The fees story is just as brutal. In metros like Delhi and Mumbai, sending one child to a private school costs up to Rs 6 lakh a year. In cities like Lucknow, Bhopal, and Patna, it ranges from Rs 1 to 4 lakh. The average Indian family of four earns about Rs 5 lakh a year. That means a family can spend up to 40 percent of their entire annual income just to educate one child in a private school.
And fees are not fixed. In 2024-25, the average Indian income rose by 8 percent. Private school fees rose by 15 to 25 percent in the same period, nearly three times faster. In the last three years, some schools have hiked fees by 80 percent. At Delhi’s Salwan Public School in Mayur Vihar, parents who protested a fee hike were punished by having their children barred from entering classrooms.
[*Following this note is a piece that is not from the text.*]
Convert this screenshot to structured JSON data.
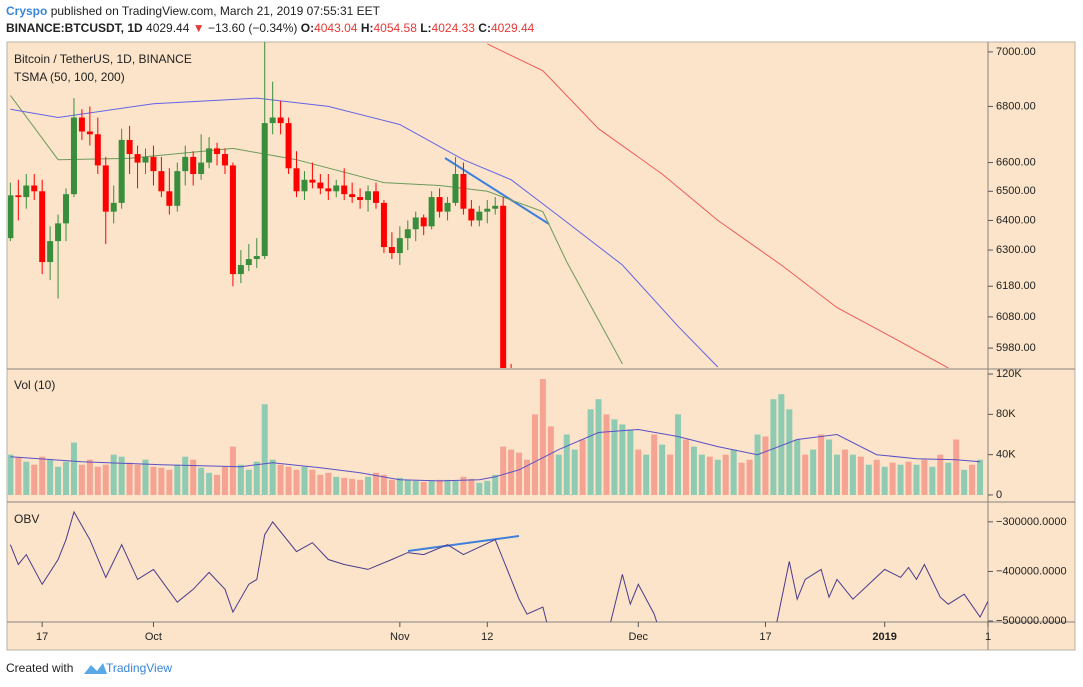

India has 15 lakh schools. 23 percent are private. Yet the annual turnover of private schools in this country is nearly Rs 5 lakh crore — more than the annual budgets of Bihar, Karnataka, Andhra Pradesh, and Gujarat combined.
As Nelson Mandela once said, ” Education is the most powerful weapon you can use to change the world.” In India’s private school system, that weapon has been turned against the very people it was meant to help.
Expensive fees. Overpriced books. And errors in the pages children are supposed to learn from. This is not just a consumer issue. This is a national crisis. Rules must be made. Oversight must be enforced. Because what happens in a child’s classroom today determines what kind of country India will be tomorrow.